A couple weeks ago, John McCain let loose a flurry of one-off energy gimmicks -- a gas tax holiday, offshore drilling, a prize for a car battery -- which he crammed together under the heading "the Lexington Plan."
According to Washington Wise Man Michael Hirsh, in a mash note that would embarrass a crushing tween, he puts Obama on the defensive. After all, "no one really cares what Obama said last October." More specifically, Hirsh doesn't care -- he can't be bothered to look into the competing policy proposals and assess which is more credible. He cares about who, like, totally dissed who, and McCain's people tell him Obama's on the defensive, so that's what he's going with.
In doing so he reveals an almost total ignorance of the campaigns' records and positions. Like this:
Now it's McCain who has laid out a clear -- if questionably feasible -- energy vision for the future, while the Obama-ites are still rushing to put together a comprehensive paper gathering all his ideas on the current gas crisis and the long-term energy crisis.

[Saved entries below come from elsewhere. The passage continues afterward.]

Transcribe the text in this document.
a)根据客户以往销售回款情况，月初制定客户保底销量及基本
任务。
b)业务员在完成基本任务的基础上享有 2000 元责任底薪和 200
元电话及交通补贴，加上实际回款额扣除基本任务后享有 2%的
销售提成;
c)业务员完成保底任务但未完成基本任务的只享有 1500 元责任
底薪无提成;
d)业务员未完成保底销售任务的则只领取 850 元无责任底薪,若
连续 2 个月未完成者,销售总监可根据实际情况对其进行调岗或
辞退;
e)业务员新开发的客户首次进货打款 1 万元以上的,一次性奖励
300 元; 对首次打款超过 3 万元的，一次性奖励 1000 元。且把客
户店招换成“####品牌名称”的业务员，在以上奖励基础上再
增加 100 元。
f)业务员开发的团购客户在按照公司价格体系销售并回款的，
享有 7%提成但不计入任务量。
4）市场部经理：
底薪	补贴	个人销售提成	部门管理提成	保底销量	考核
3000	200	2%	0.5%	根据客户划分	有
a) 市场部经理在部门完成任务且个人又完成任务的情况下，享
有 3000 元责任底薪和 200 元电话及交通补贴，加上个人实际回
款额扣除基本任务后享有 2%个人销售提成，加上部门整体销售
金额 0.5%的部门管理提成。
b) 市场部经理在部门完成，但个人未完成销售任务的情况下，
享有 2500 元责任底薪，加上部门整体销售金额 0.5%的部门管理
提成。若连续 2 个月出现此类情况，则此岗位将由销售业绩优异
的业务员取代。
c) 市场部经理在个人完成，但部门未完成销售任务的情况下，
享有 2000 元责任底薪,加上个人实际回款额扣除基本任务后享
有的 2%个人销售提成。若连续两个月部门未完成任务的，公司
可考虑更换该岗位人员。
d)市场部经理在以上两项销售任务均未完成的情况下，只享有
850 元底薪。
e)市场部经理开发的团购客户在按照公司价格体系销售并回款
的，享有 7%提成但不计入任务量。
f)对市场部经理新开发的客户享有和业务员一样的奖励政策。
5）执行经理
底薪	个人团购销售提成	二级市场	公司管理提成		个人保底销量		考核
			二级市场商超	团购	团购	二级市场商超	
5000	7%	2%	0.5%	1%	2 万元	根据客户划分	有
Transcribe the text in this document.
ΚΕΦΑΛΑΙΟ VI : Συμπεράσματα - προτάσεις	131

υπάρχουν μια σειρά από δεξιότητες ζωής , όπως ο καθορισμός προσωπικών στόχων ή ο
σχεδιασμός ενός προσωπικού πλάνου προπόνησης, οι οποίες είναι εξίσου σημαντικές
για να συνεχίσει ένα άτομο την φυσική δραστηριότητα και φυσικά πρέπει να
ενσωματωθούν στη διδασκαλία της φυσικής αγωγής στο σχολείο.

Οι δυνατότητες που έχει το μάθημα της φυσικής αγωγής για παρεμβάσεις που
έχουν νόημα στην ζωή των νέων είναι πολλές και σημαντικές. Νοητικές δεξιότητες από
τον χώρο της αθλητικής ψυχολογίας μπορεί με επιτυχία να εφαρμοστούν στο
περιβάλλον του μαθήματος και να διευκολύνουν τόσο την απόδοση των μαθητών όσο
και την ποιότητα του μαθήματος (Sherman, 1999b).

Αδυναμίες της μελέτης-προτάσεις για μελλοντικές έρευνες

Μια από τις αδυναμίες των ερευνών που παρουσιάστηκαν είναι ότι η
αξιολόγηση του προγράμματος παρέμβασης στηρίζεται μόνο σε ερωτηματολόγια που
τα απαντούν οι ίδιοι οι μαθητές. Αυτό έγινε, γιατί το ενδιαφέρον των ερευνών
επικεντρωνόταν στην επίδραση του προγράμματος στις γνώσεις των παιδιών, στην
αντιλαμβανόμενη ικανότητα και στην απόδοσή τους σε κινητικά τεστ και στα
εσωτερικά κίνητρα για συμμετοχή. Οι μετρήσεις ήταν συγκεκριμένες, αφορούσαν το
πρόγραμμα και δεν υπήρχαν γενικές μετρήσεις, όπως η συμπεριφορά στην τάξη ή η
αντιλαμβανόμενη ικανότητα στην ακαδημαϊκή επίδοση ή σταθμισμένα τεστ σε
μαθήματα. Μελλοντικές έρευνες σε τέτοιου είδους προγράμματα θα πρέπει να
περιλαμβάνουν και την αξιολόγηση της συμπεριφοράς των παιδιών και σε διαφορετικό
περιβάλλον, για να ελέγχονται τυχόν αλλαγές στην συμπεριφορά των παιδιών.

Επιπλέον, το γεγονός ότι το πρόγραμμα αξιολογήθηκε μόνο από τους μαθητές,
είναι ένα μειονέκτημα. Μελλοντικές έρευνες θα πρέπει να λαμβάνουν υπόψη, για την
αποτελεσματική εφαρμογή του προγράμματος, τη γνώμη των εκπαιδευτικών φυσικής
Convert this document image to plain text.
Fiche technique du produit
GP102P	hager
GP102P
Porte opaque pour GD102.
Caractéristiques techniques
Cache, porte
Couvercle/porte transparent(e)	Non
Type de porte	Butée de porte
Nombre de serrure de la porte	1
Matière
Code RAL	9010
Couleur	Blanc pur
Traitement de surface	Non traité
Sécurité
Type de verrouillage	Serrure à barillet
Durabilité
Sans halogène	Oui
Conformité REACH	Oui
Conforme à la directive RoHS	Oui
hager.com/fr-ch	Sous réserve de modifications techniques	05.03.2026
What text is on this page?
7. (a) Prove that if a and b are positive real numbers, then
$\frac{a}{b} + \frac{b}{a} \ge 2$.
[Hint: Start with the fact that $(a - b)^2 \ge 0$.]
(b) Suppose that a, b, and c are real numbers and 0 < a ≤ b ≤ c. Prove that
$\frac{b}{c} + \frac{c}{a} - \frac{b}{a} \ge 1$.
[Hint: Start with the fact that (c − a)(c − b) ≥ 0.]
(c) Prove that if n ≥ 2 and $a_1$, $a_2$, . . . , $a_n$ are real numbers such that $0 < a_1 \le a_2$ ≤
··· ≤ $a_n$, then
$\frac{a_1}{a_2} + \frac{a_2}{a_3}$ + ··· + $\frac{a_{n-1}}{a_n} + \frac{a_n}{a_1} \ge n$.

While the Pony Express may not have gotten Hirsh his "comprehensive paper" yet, using an online internet search engine called "Google," I discovered that Obama has an entire website devoted to how he would solve the "long-term energy crisis." Didn't McCain's people send Hirsh the link?
Obama has a paper trail on these issues a mile long, while McCain just unveiled his Frankenstein policy weeks ago. But like most D.C. pundits, Hirsh has Anterograde Amnesia and cannot form new memories. He floats along on the present news cycle, innocent (and gullible) as a babe.
Then get this:
True, Obama has called for an investment of $150 billion over 10 years, dwarfing McCain's incentive plan, as Furman points out. But he hasn't spelled out how that would be used.
Having gotten a taste for this "Google" business, I returned to it to discover that Obama's energy "website" contains more than a dozen bullet points spelling out in great detail "how it would be used." Perhaps Newsweek could hire a research assistant to "search the web" for Hirsh?
This takes the cake though:
Like McCain's embrace of global warming as a national-security issue, his new stance on energy is a studied repudiation of the Bush administration.
Like McCain, Bush consistently refers to climate in terms of "energy security" (his administration just put out a National Intelligence Assessment that deems global warming a national security threat). Like McCain, Bush supports offshore drilling and more oil and gas exploration in the West. Like McCain, Bush supports substantial new pork for nuclear power and "clean coal." Like McCain, Bush opposes increasing efficiency or performance standards for specific economic sectors. Like McCain, Bush is open to a gas tax holiday.
If McCain was aiming for a "studied repudiation" of Bush on energy, he shot somewhat wide of the mark.
And if Hirsh thinks an incoherent amalgam of media-friendly poses makes a candidate a "grown up," he's been in Washington way, way too long.